On Friday, I anchored the evening news live from St-Jean-sur-Richelieu, the site of extensive flooding. The army is on the ground helping residents cope. Friday morning, Hydro-Meteo reported the water level of the Richelieu River at 30.69 metres, a metre higher than the normal 29.70 metres at which the river normally flows. About 3,000 homes have been affected and several houses are complete write-offs. A thousand people have been forced from their homes.
Doubtless, flood victims will be ripped-off by government compensation programs. That's unfortunate and wrong.
While on-site, I learned the importance of wind and wind direction in the propagation of flood waters. I was under the impression rainfall was the most devastating contributing factor.

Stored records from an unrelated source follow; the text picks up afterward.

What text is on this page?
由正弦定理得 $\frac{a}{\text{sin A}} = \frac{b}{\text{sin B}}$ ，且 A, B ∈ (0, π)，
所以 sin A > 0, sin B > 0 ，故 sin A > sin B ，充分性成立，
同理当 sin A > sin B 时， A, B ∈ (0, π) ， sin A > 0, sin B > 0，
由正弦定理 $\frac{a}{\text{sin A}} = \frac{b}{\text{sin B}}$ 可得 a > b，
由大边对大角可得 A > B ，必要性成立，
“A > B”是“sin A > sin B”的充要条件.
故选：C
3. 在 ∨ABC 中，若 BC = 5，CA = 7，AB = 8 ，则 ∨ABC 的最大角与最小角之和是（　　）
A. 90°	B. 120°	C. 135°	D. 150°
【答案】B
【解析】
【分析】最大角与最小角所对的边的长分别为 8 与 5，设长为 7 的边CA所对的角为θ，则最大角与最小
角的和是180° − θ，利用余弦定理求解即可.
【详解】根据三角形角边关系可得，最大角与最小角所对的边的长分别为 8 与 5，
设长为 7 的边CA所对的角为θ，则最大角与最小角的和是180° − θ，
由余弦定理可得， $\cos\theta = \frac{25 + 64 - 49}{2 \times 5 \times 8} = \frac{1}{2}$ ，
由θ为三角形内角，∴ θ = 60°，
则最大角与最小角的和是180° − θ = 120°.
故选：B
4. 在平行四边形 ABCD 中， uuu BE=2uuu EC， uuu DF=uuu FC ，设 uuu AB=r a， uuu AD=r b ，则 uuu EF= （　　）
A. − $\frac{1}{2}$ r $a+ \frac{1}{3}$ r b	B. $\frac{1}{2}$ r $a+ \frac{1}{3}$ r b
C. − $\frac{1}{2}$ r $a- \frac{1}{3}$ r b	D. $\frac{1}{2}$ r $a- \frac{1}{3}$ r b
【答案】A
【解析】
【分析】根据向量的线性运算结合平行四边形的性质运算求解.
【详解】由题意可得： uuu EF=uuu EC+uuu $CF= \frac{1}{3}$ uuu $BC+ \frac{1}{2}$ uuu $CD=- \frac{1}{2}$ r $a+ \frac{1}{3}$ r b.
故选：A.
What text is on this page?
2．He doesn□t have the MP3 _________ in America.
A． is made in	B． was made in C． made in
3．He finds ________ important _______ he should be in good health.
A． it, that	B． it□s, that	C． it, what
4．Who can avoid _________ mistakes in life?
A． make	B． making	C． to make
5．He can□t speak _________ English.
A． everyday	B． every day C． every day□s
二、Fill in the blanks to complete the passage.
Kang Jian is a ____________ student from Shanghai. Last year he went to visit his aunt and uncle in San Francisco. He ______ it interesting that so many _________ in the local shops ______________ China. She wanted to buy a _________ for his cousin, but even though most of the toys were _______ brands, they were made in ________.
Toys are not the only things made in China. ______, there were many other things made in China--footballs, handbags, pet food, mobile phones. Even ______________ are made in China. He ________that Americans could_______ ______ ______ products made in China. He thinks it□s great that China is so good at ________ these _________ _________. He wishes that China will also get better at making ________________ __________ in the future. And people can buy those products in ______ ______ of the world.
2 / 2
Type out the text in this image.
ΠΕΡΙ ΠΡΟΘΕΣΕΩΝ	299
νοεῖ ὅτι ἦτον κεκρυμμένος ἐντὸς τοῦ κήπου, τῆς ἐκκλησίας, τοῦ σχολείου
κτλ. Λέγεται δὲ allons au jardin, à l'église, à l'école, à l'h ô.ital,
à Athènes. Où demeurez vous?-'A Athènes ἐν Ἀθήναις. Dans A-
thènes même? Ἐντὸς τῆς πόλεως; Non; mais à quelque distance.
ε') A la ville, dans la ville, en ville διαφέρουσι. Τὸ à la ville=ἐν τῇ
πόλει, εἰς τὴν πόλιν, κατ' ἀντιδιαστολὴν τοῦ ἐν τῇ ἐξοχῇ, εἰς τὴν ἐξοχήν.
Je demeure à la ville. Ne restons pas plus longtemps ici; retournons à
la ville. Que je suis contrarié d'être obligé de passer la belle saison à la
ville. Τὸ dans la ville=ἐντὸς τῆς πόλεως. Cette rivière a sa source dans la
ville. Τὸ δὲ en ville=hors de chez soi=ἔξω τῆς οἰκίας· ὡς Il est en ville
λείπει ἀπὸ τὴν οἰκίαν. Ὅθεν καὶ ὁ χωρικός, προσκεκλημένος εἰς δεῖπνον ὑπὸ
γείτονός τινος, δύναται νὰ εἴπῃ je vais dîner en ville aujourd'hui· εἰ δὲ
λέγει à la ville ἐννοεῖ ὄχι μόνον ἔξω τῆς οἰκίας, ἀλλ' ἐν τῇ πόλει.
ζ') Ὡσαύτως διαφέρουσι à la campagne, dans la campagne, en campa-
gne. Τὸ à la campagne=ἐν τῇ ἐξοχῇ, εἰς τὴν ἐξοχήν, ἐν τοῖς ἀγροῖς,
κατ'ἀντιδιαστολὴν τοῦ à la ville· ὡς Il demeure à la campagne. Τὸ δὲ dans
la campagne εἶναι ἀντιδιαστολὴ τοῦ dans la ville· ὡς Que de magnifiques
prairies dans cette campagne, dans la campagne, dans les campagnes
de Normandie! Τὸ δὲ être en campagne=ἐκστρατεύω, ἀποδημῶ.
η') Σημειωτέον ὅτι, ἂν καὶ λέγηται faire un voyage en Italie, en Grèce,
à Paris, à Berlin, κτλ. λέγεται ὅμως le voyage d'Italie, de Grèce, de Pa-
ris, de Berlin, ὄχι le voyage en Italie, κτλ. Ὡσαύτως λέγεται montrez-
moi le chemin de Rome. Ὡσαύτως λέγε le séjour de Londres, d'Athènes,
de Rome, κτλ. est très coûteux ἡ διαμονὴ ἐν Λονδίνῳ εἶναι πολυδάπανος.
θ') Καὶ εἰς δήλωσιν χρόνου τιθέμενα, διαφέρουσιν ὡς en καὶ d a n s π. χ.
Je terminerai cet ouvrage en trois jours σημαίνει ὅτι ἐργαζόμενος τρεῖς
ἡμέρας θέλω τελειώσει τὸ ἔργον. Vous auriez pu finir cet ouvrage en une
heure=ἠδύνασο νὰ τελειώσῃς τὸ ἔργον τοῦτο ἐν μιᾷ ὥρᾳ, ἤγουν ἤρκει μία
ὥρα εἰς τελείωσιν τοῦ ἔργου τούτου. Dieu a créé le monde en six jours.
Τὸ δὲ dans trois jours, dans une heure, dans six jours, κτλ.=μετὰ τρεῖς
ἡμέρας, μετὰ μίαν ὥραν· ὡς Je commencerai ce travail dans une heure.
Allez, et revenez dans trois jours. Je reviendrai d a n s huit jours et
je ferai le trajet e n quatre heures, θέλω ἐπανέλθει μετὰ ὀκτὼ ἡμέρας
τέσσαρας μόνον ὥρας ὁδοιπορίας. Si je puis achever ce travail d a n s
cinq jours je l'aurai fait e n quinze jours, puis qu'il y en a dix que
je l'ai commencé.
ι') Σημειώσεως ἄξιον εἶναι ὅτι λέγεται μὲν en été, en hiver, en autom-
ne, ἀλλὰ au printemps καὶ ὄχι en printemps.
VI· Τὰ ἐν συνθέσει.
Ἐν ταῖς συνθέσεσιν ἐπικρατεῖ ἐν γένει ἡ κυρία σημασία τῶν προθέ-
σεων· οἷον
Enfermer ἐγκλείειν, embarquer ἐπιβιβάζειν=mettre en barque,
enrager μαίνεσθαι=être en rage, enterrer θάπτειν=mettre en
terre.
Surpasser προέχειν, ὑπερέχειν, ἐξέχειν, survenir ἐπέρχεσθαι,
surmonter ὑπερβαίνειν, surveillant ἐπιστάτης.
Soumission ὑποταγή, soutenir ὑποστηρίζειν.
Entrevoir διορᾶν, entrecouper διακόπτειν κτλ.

We were lucky enough to find local residents willing to let us set-up our cameras on their front lawn and our microwave truck on their driveway. Sean Moore and his wife Lucie, later explained their decision by saying it's important to show viewers what's going on. One of our reporters covering the story, Gloria, snapped some photos.
Sean has been piling sandbags for neighbors and was paddling people and his own children up and down the street, so they could attempt to get on with their lives. Both Sean and Lucie are in the military and shared their rather stark logic with regard to serving tours of duty in dangerous parts of the world. They explained they simply want to be able to "do their jobs", even if those jobs involve engaging the enemy and the risk of dying.
Sean, one of our cameramen and I climbed into his canoe and taped an interview, which we broadcast during our program. He paddled us around the street as I asked him about the flood situation. We also did a live interview with the mayor of St Jean-sur-Richelieu.
For me, it was an extremely positive experience and there are a lot of people to thank, including Sean, his wife and our crews.
I hope our host's family and home emerge from the flood unscathed.